I also had electricians by today to finally complete a much-anticipated project of mine on the condo: a halogen-to-LED fixture conversion project for a majority of the in-unit lighting. The bathrooms already have somewhat more modern fixtures, and they have smaller, more manageable halogen lights. However, all non-bathroom lights were halogen. They threw off a lot of heat, not appreciated at all in the summer months. Not only am I more energy efficient as a result of this project, but I’ll begin to (hopefully) see real savings in my electricity bills. It was a relatively inexpensive way to add value to my home, and a way to see instant savings in my own use and enjoyment of the lights.
As a side note to any of my friends considering a similar project at their home – let me know if you’ve any questions. I asked a lot of stupid questions of my electricity company, and they helped educate me quite a lot.

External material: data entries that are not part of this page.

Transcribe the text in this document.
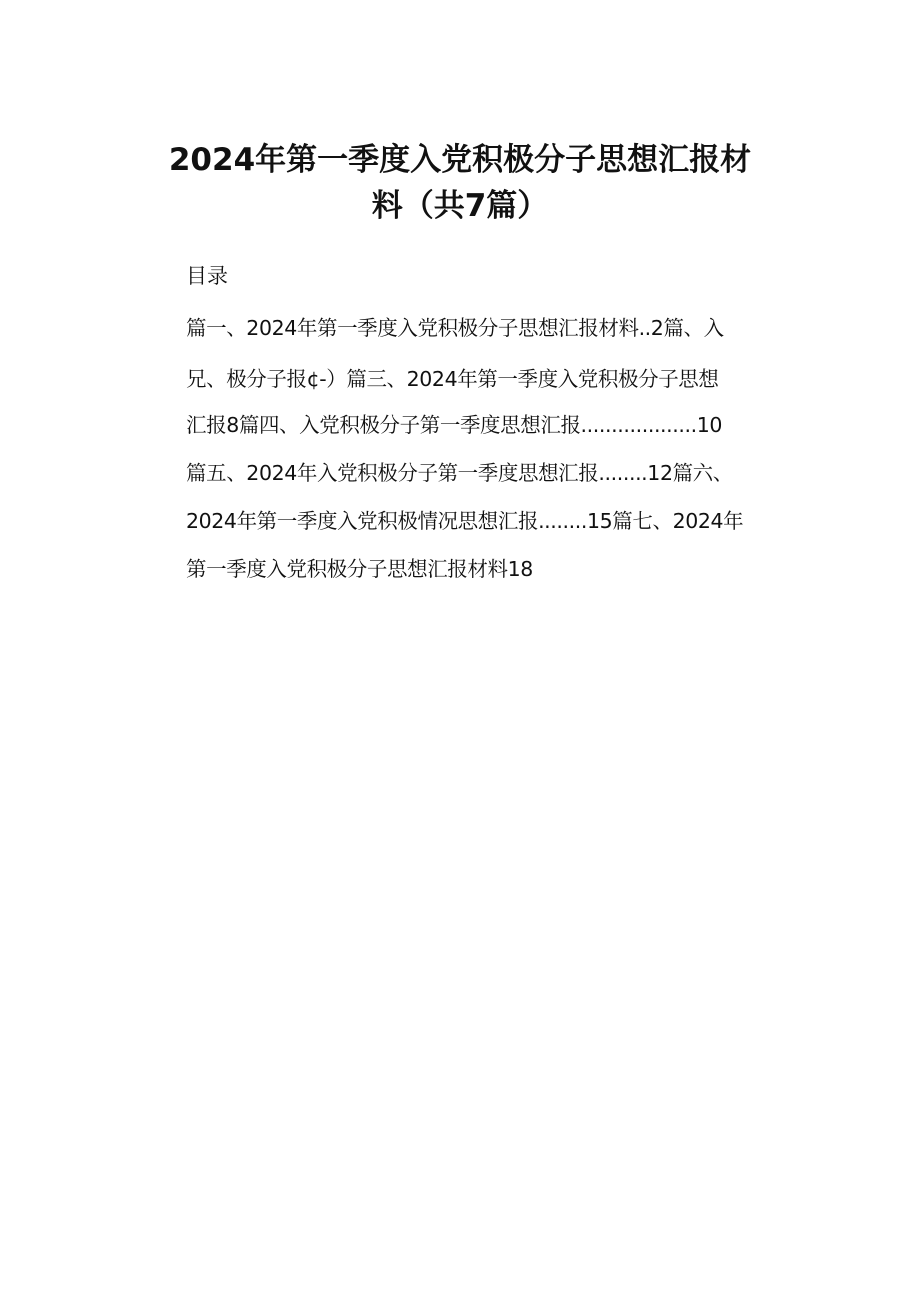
2024年第一季度入党积极分子思想汇报材
料（共7篇）
目录
篇一、2024年第一季度入党积极分子思想汇报材料..2篇、入
兄、极分子报¢-）篇三、2024年第一季度入党积极分子思想
汇报8篇四、入党积极分子第一季度思想汇报...................10
篇五、2024年入党积极分子第一季度思想汇报........12篇六、
2024年第一季度入党积极情况思想汇报........15篇七、2024年
第一季度入党积极分子思想汇报材料18
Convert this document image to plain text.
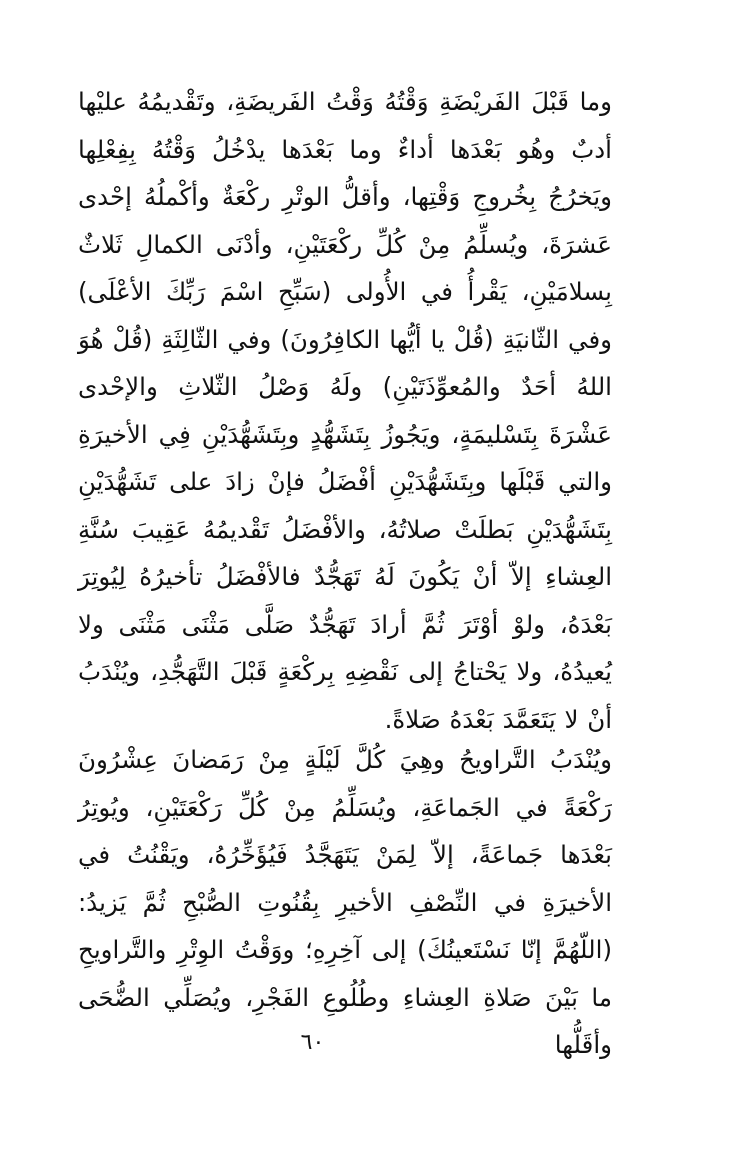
وما قَبْلَ الفَريْضَةِ وَقْتُهُ وَقْتُ الفَريضَةِ، وتَقْديمُهُ عليْها أدبٌ وهُو بَعْدَها أداءٌ وما بَعْدَها يدْخُلُ وَقْتُهُ بِفِعْلِها ويَخرُجُ بِخُروجِ وَقْتِها، وأقلُّ الوتْرِ ركْعَةٌ وأكْملُهُ إحْدى عَشرَةَ، ويُسلِّمُ مِنْ كُلِّ ركْعَتَيْنِ، وأدْنَى الكمالِ ثَلاثٌ بِسلامَيْنِ، يَقْرأُ في الأُولى (سَبِّحِ اسْمَ رَبِّكَ الأعْلَى) وفي الثّانيَةِ (قُلْ يا أيُّها الكافِرُونَ) وفي الثّالِثَةِ (قُلْ هُوَ اللهُ أحَدٌ والمُعوِّذَتَيْنِ) ولَهُ وَصْلُ الثّلاثِ والإحْدى عَشْرَةَ بِتَسْليمَةٍ، ويَجُوزُ بِتَشَهُّدٍ وبِتَشَهُّدَيْنِ فِي الأخيرَةِ والتي قَبْلَها وبِتَشَهُّدَيْنِ أفْضَلُ فإنْ زادَ على تَشَهُّدَيْنِ بِتَشَهُّدَيْنِ بَطلَتْ صلاتُهُ، والأفْضَلُ تَقْديمُهُ عَقِيبَ سُنَّةِ العِشاءِ إلاّ أنْ يَكُونَ لَهُ تَهَجُّدٌ فالأفْضَلُ تأخيرُهُ لِيُوتِرَ بَعْدَهُ، ولوْ أوْتَرَ ثُمَّ أرادَ تَهَجُّدٌ صَلَّى مَثْنَى مَثْنَى ولا يُعيدُهُ، ولا يَحْتاجُ إلى نَقْضِهِ بِركْعَةٍ قَبْلَ التَّهَجُّدِ، ويُنْدَبُ أنْ لا يَتَعَمَّدَ بَعْدَهُ صَلاةً.

ويُنْدَبُ التَّراويحُ وهِيَ كُلَّ لَيْلَةٍ مِنْ رَمَضانَ عِشْرُونَ رَكْعَةً في الجَماعَةِ، ويُسَلِّمُ مِنْ كُلِّ رَكْعَتَيْنِ، ويُوتِرُ بَعْدَها جَماعَةً، إلاّ لِمَنْ يَتَهَجَّدُ فَيُؤَخِّرُهُ، ويَقْنُتُ في الأخيرَةِ في النِّصْفِ الأخيرِ بِقُنُوتِ الصُّبْحِ ثُمَّ يَزيدُ: (اللّهُمَّ إنّا نَسْتَعينُكَ) إلى آخِرِهِ؛ ووَقْتُ الوِتْرِ والتَّراويحِ ما بَيْنَ صَلاةِ العِشاءِ وطُلُوعِ الفَجْرِ، ويُصَلِّي الضُّحَى وأقَلُّها

٦٠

In the end, I went with 3000K fixtures (that speaks to color temperature along a daylight/bright light/soft light/candle spectrum – here, if you’re curious, is more info on the spectrum. Some folks are leery of LED lighting because it can come off as too bright, even bluish in hue. LED lights have come a long way, and don’t have to look like bug lights anymore. So if you’re thinking about it, do it!
Now that I’ve decorated for the holiday, and added more fairy lights than I previously had year-round, home is quite homey, and ready for my mother and aunt to visit. It’ll be the closest to Christmases I used to have growing up I’ll have since my father passed away. My aunt would usually fly in and it would be just the four of us nearly every year.
It’s a new city for me this year, a new condo, the same cat with new asthma, and the nearly the same but never quite the same again family. It’s been a big year for me, in many positive ways. But I lost my cousin to aggressive brain cancer, and that loss reverberates this time of year. That’s partially why I invited family to visit me here. If I’m being honest, to go back east and face my broader family without him might just be too hard for me right now. But baby steps. We all have projects that need tackling, in our homes, and in our hearts/minds. All in good time.